Morgan Stanley Wealth Management announced the next innovation milestone in its AI @ Morgan Stanley suite of GenAI tools for Financial Advisors (FAs). The new AI @ Morgan Stanley Debrief is an OpenAI-powered tool that, with client consent, generates notes on a Financial Advisors’ behalf in client meetings and surfaces action items. 

After the meeting, it summarizes key points, creates an email for an Advisor to edit and send at their discretion, and saves a note into Salesforce. 

AI @ Morgan Stanley Debrief comes after Morgan Stanley Wealth Management announced its relationship with OpenAI as its only wealth management strategic partner in March 2023 and fully rolled out the AI @ Morgan Stanley Assistant in September 2023—an award-winning2 GenAI powered chatbot offering FAs quick access to all of Morgan Stanley’s intellectual capital. To date, 98% of Financial Advisor teams have adopted the Assistant. 

6. Norm Ai 

Norm Ai raised a fresh round of capital. The company has secured a $27 million Series A led by Coatue, with participation from Bain Capital Ventures, Blackstone Innovations Investments, New York Life Ventures, Citi Ventures, TIAA Ventures, and Jefferson River Capital, the family office of Tony James, the former President and COO of Blackstone. Over the past 11 months, Norm has raised more than $38 million from leading firms. 

Norm has built the first AI platform for converting regulations into computer code. The team of AI engineers and legal engineers developed a proprietary language to represent government regulations and corporate policies as decision trees that become executable computer programs by leveraging powerful large language models. These programs, called Regulatory AI Agents, automate compliance analyses to make them more efficient, comprehensive, and accurate. The Norm approach also sets the foundation for integrating AI more deeply into businesses by ensuring that AI-driven actions and content from generative systems adhere to policies through a Regulatory AI agent overlay. 

Fortune 100 companies deploy Norm Ai for critical regulatory assessments. For example, insurance companies and asset managers accelerate their publication of highly regulated content while freeing large amounts of bandwidth for other tasks. By automatically providing clear, actionable explanations for proactive compliance findings, Norm Ai empowers business users to self-serve initial rounds of regulatory compliance reviews. By producing actionable feedback across all regulatory parameters, Norm Ai enables in-the-weeds compliance users to evaluate and finalize content against regulatory requirements in minutes, not days. 

7. Q2 

Q2 Holdings, a provider of digital transformation solutions for financial services, announced that Massachusetts-based Avidia Bank has selected Q2 to modernize and enhance its digital banking experience for its customers.
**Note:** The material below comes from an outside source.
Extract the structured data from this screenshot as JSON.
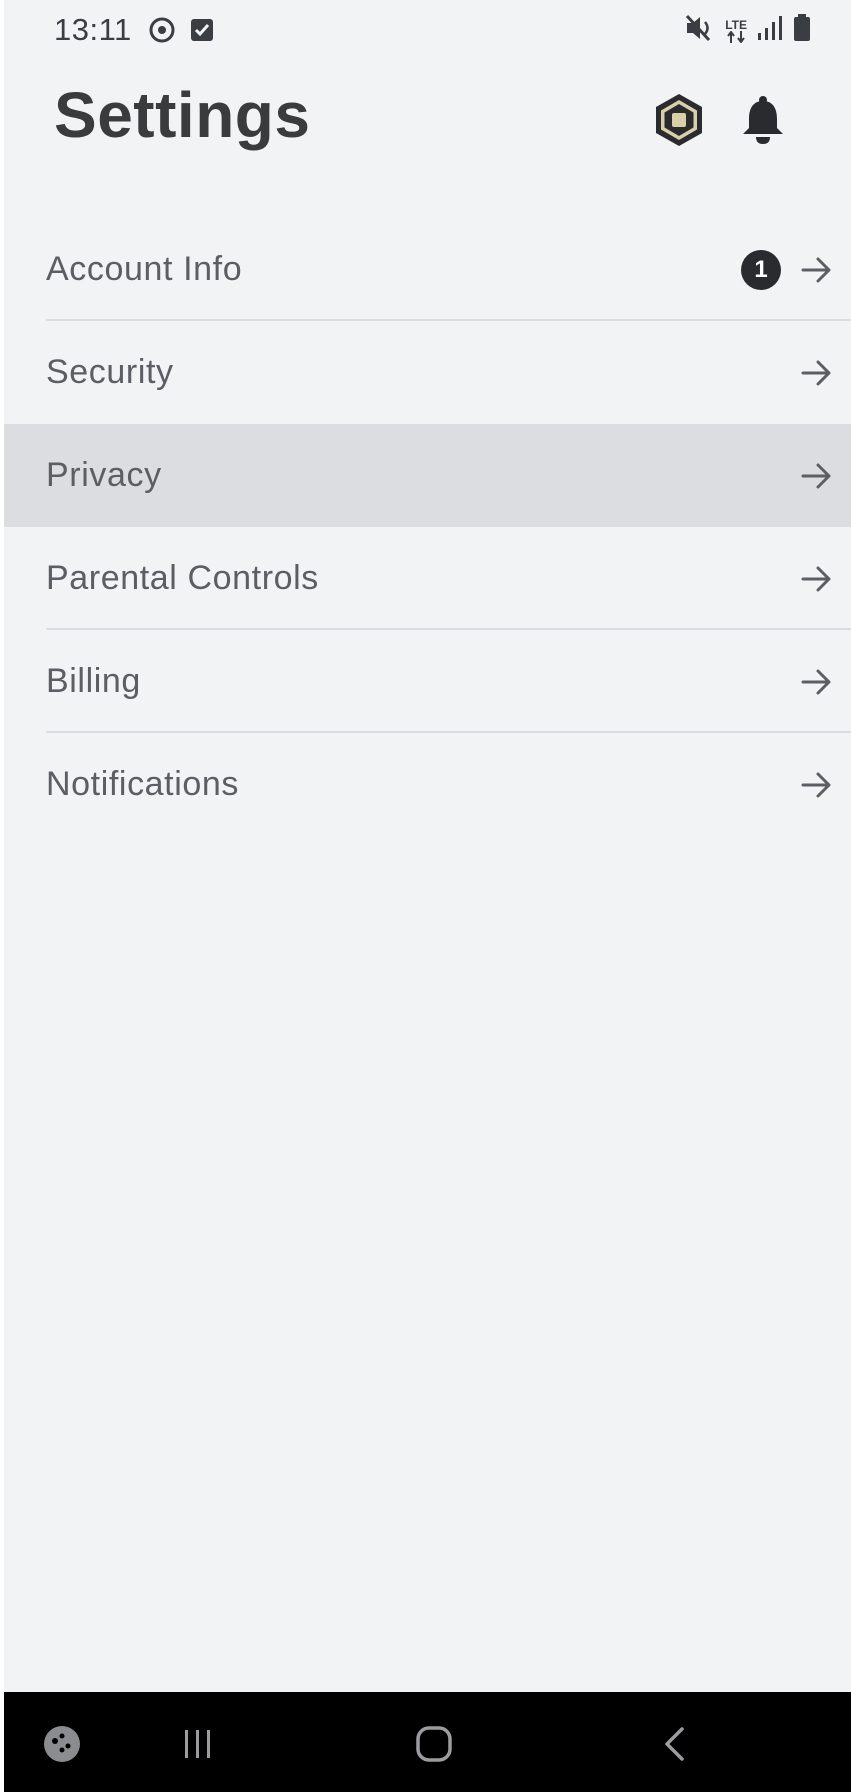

The bank will also leverage Personetics’ AI-powered personalized engagement platform through Q2 Innovation Studio to maximize the impact of the data-driven insights and empower its customers to achieve their financial goals. 

Founded in 1869, Avidia Bank is a $2.6 billion mutual community bank with a mission to provide its communities with strong and efficient financial solutions and exceptional customer service. Previously, the bank was limited in its capabilities and hindered by system complexities, so it sought Q2 to revamp its digital banking experience and improve and simplify its internal and external processes. 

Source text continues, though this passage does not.